Writers do the same thing. How many times have we heard that lament in workshop, but I can’t just give up the two hundred pages I’ve already written? How many times have we said that ourselves? Of course the world needs an entire novel told from the perspective of a caged liger at the zoo. What could be wrong with that premise? And so we drag ourselves to the computer and keep going because we can’t face the idea of flushing all that time. We have no more fire for the project. Each tap of the keyboard sucks a little bit more of our soul. We try to come up with last-ditch ideas: I know, I’ll add a lemur as an antagonist! That will fix it!

When investing, there are metrics to ascertain an expected return from additional investment. Sales, profits, customers, clicks—something that is quantifiable and while it requires extrapolation, there’s at least a starting point. Writing isn’t objective. If we were to apply a cost/benefit analysis to this kind of work we’d all be slinging fries at a fast food restaurant. Any additional investment in a writing project is by definition irrational. Maybe, though, it doesn’t have to be so. There are hints. Although a dangerous practice, we can take cues from fellow workshop participants. Golly, I just can’t seem to break through to the liger’s real motivations at any point in the work. Mostly, however, we know the answer ourselves. No matter how tired we are of the work or how much we’d rather plop down in front of House of Cards instead of the keyboard, after a few minutes of reading a worthwhile piece, we will find something redeeming. When that loving feeling is gone altogether is the time to rethink whether it makes sense to put another callous on our fingertips for the work at hand.

There’s another economic concept that applies here as well: opportunity cost. Every moment we spend putting words into the liger’s mouth is time we could have spent writing something else. This concept reframes the original question. Instead of dreading the idea of having wasted so much energy on a failed project we can see the future energy that could be used to create something more artistically promising. So it isn’t just costing us friends, fitness and eyesight to keep chugging away, but a full realization of our capabilities.

This isn’t simple stuff. It’s a fine line between being a quitter and making an informed, mature decision. I won’t pretend to be above throwing myself on the kitchen floor in a martini-fueled tantrum upon realizing that another moment spent on a manuscript is a waste of creative energy. There are the usual stages: denial, anger, grief.
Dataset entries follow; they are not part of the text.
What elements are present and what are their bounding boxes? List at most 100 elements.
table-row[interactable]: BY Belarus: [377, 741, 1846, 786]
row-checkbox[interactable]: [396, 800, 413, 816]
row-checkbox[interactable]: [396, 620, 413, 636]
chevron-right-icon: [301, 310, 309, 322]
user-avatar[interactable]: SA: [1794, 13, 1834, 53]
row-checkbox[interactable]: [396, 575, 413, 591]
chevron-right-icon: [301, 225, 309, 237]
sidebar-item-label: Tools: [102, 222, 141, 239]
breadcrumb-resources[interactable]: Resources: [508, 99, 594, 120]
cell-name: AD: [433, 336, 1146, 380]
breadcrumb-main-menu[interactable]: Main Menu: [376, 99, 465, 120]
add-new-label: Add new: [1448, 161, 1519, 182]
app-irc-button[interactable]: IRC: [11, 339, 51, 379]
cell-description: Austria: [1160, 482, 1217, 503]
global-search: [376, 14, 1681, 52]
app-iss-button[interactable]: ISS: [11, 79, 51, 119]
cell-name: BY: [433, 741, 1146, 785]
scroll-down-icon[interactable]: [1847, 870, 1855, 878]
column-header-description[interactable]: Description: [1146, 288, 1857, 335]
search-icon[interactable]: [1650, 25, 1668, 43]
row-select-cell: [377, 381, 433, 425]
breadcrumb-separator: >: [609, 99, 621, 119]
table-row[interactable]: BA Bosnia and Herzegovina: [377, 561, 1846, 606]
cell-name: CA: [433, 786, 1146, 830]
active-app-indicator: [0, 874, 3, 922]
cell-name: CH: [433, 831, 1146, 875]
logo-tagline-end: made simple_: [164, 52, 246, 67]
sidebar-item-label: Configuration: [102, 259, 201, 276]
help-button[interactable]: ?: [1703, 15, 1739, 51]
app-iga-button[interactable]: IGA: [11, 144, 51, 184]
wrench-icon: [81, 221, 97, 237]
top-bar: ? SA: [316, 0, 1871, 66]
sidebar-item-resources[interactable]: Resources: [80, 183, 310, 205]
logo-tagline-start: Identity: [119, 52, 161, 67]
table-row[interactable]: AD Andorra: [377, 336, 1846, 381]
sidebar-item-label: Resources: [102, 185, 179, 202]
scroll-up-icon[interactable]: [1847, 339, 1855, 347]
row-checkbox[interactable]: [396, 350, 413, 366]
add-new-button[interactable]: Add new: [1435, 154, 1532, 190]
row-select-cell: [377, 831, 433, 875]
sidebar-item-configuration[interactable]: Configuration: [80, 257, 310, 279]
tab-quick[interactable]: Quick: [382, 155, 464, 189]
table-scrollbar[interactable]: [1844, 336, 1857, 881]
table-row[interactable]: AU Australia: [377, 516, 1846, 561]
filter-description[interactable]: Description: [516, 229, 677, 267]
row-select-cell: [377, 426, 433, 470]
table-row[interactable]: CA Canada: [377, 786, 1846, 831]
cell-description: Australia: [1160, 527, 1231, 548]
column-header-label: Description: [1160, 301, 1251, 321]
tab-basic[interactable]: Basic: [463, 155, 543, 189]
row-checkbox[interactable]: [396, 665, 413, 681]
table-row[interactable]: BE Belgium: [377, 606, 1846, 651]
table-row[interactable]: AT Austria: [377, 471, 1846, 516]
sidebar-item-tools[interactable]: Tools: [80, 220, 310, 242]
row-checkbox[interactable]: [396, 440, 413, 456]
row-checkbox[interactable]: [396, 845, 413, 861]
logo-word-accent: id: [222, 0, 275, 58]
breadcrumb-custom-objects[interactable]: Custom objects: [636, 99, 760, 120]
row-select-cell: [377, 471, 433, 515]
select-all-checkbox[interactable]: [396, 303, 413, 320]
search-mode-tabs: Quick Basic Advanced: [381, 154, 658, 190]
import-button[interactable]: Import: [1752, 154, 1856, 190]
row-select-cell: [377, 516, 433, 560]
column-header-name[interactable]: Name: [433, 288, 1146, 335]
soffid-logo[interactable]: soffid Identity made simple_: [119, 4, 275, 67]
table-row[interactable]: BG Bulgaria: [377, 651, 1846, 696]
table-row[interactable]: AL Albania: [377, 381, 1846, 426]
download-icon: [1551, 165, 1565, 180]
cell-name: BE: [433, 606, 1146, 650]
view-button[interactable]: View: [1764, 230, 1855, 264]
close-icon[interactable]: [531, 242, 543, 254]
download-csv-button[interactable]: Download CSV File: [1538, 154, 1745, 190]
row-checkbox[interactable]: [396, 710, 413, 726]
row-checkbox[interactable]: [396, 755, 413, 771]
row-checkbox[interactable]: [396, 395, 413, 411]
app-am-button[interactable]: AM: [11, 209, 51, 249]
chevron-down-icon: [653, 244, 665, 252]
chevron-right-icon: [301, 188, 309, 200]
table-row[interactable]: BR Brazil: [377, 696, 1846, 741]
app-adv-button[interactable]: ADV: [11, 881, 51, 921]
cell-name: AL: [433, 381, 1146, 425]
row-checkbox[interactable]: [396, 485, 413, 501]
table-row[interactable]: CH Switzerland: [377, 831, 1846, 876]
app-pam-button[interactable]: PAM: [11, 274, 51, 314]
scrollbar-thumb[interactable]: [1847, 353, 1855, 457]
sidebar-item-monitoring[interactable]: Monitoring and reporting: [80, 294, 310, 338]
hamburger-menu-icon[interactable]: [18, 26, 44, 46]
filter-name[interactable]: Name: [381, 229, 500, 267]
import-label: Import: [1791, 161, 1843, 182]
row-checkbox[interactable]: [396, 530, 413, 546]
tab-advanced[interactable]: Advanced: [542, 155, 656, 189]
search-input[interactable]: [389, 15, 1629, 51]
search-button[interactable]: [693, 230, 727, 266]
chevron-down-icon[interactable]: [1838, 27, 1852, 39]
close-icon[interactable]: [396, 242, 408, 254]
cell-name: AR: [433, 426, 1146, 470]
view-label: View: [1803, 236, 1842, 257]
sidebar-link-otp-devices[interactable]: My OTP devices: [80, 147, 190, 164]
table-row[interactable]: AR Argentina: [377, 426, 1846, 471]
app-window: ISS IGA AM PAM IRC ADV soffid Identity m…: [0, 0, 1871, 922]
But a relief eventually comes when you can sit before a blank sheet of paper and not have to try to think about whether the liger would use American English or the Queen’s.

Unlike those triathletes, writers have a distinct advantage. Whereas from the moment they stop training triathletes’ muscles begin to decline, all that wasted writing has only honed ours. Each word we write makes us better at writing the next one. Being able to make peace with sunk costs, realize that no matter how many doughnut crumbs we drop into the keyboard, there’s no saving some projects will only allow the practice to shine through in something else.